Dalijo kembali mengambil sebatang rokok dan kemudian
menyulutnya, menghisapnya dan diantara remang senja, nampak asap putih mewarnai
udara sekitar mereka berdua. Suara angkak-angkak nyaring terdengar, penanda
senja usai dan malam menyapa. Itulah bahasa alam yang terbaca penduduk dusun
terpencil di gugusan pegunungan seribu, di Jawa Tengah pesisir selatan.
“Sar, rasakan dalam hatimu, siapa yang paling peduli
dengan dirimu. Itulah yang diutus Sang Khaliq untukmu. Siapa yang bisa hadir
sebagai sahabatmu,sebagai ibumu, sebagai mitramu dan bahkan sebagai “lawanmu”,
itulah yang siap menemanimu meniti terjalnya kehidupanmu. Meniti bukit-bukit
berbatu seperti dusun dan hutan kita ini.” Urai Dalijo sembari beringsut.

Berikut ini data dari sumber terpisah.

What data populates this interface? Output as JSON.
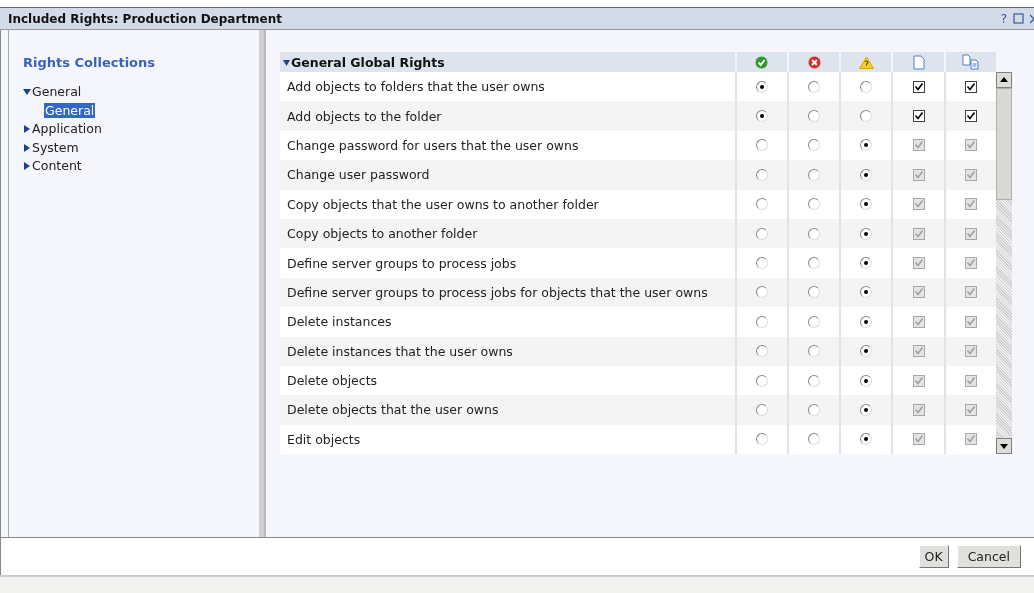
{
  "window": {
    "title": "Included Rights: Production Department",
    "help": "?"
  },
  "sidebar": {
    "title": "Rights Collections",
    "items": [
      {
        "label": "General",
        "expanded": true,
        "children": [
          {
            "label": "General",
            "selected": true
          }
        ]
      },
      {
        "label": "Application",
        "expanded": false
      },
      {
        "label": "System",
        "expanded": false
      },
      {
        "label": "Content",
        "expanded": false
      }
    ]
  },
  "table": {
    "title": "General Global Rights",
    "expanded": true,
    "rows": [
      {
        "label": "Add objects to folders that the user owns",
        "options": [
          {
            "selected": true
          },
          {
            "selected": false
          },
          {
            "selected": false
          }
        ],
        "apply_object": {
          "checked": true,
          "disabled": false
        },
        "apply_sub": {
          "checked": true,
          "disabled": false
        }
      },
      {
        "label": "Add objects to the folder",
        "options": [
          {
            "selected": true
          },
          {
            "selected": false
          },
          {
            "selected": false
          }
        ],
        "apply_object": {
          "checked": true,
          "disabled": false
        },
        "apply_sub": {
          "checked": true,
          "disabled": false
        }
      },
      {
        "label": "Change password for users that the user owns",
        "options": [
          {
            "selected": false
          },
          {
            "selected": false
          },
          {
            "selected": true
          }
        ],
        "apply_object": {
          "checked": true,
          "disabled": true
        },
        "apply_sub": {
          "checked": true,
          "disabled": true
        }
      },
      {
        "label": "Change user password",
        "options": [
          {
            "selected": false
          },
          {
            "selected": false
          },
          {
            "selected": true
          }
        ],
        "apply_object": {
          "checked": true,
          "disabled": true
        },
        "apply_sub": {
          "checked": true,
          "disabled": true
        }
      },
      {
        "label": "Copy objects that the user owns to another folder",
        "options": [
          {
            "selected": false
          },
          {
            "selected": false
          },
          {
            "selected": true
          }
        ],
        "apply_object": {
          "checked": true,
          "disabled": true
        },
        "apply_sub": {
          "checked": true,
          "disabled": true
        }
      },
      {
        "label": "Copy objects to another folder",
        "options": [
          {
            "selected": false
          },
          {
            "selected": false
          },
          {
            "selected": true
          }
        ],
        "apply_object": {
          "checked": true,
          "disabled": true
        },
        "apply_sub": {
          "checked": true,
          "disabled": true
        }
      },
      {
        "label": "Define server groups to process jobs",
        "options": [
          {
            "selected": false
          },
          {
            "selected": false
          },
          {
            "selected": true
          }
        ],
        "apply_object": {
          "checked": true,
          "disabled": true
        },
        "apply_sub": {
          "checked": true,
          "disabled": true
        }
      },
      {
        "label": "Define server groups to process jobs for objects that the user owns",
        "options": [
          {
            "selected": false
          },
          {
            "selected": false
          },
          {
            "selected": true
          }
        ],
        "apply_object": {
          "checked": true,
          "disabled": true
        },
        "apply_sub": {
          "checked": true,
          "disabled": true
        }
      },
      {
        "label": "Delete instances",
        "options": [
          {
            "selected": false
          },
          {
            "selected": false
          },
          {
            "selected": true
          }
        ],
        "apply_object": {
          "checked": true,
          "disabled": true
        },
        "apply_sub": {
          "checked": true,
          "disabled": true
        }
      },
      {
        "label": "Delete instances that the user owns",
        "options": [
          {
            "selected": false
          },
          {
            "selected": false
          },
          {
            "selected": true
          }
        ],
        "apply_object": {
          "checked": true,
          "disabled": true
        },
        "apply_sub": {
          "checked": true,
          "disabled": true
        }
      },
      {
        "label": "Delete objects",
        "options": [
          {
            "selected": false
          },
          {
            "selected": false
          },
          {
            "selected": true
          }
        ],
        "apply_object": {
          "checked": true,
          "disabled": true
        },
        "apply_sub": {
          "checked": true,
          "disabled": true
        }
      },
      {
        "label": "Delete objects that the user owns",
        "options": [
          {
            "selected": false
          },
          {
            "selected": false
          },
          {
            "selected": true
          }
        ],
        "apply_object": {
          "checked": true,
          "disabled": true
        },
        "apply_sub": {
          "checked": true,
          "disabled": true
        }
      },
      {
        "label": "Edit objects",
        "options": [
          {
            "selected": false
          },
          {
            "selected": false
          },
          {
            "selected": true
          }
        ],
        "apply_object": {
          "checked": true,
          "disabled": true
        },
        "apply_sub": {
          "checked": true,
          "disabled": true
        }
      }
    ]
  },
  "buttons": [
    "OK",
    "Cancel"
  ]
}
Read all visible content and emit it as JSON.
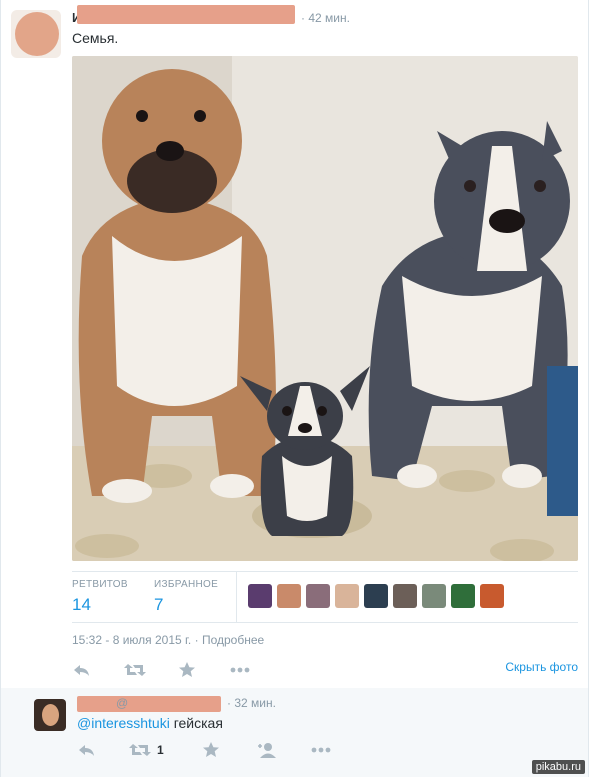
{
  "tweet": {
    "author_initial": "И",
    "time": "· 42 мин.",
    "text": "Семья.",
    "stats": {
      "retweets_label": "РЕТВИТОВ",
      "retweets_value": "14",
      "favorites_label": "ИЗБРАННОЕ",
      "favorites_value": "7"
    },
    "favoriter_avatar_colors": [
      "#5a3c6e",
      "#c98a6a",
      "#8a6d7a",
      "#d9b49a",
      "#2c3e50",
      "#6c5f58",
      "#7a8a7a",
      "#2f6e3a",
      "#c85a2e"
    ],
    "date": "15:32 - 8 июля 2015 г.",
    "more_link": "Подробнее",
    "collapse_link": "Скрыть фото",
    "icons": [
      "reply-icon",
      "retweet-icon",
      "favorite-icon",
      "more-icon"
    ]
  },
  "reply": {
    "at_sign": "@",
    "time": "· 32 мин.",
    "mention": "@interesshtuki",
    "text": " гейская",
    "retweet_count": "1",
    "icons": [
      "reply-icon",
      "retweet-icon",
      "favorite-icon",
      "follow-icon",
      "more-icon"
    ]
  },
  "watermark": "pikabu.ru"
}
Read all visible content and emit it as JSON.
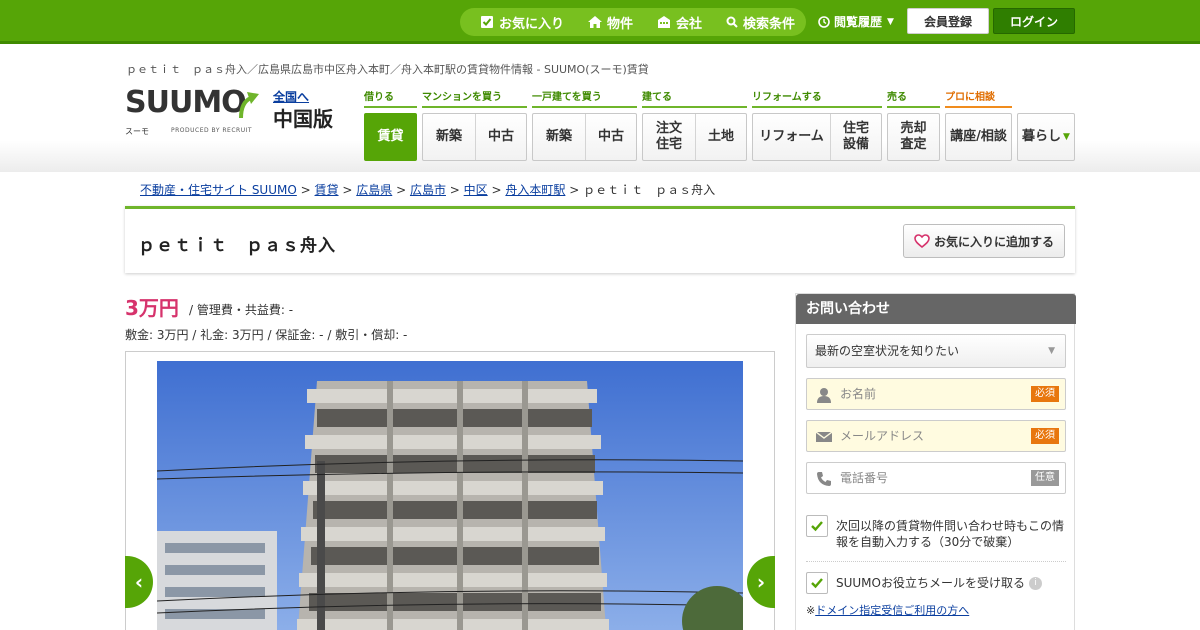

“Dal, meh nengndi?”, Seru Sarno, agak terkaget karena
usai berkotbah, Dalijo segera pergi.
“Meh adu Fir, dah sore ini lho,”, Jawab Dalijo sembari
meraih gayung tepat peralatan mandi. Dan Dalijopun menuju kali di dekat sawah
yang biasa dia pakai mandi, karena belum punya kamar mandi sendiri. Sarno terdiam, menunggu pulangnya Dalijo sembari mendengarkan suara hatinya.
“Aku sudah yakin dengan pilihanku. Matur nuwun Dal, sudah
menolongku”, Renung Sarno sembari berjalan pulang, lupa bahwa dia sudah
berjanji menanti pulangnya Dalijo dari mandi.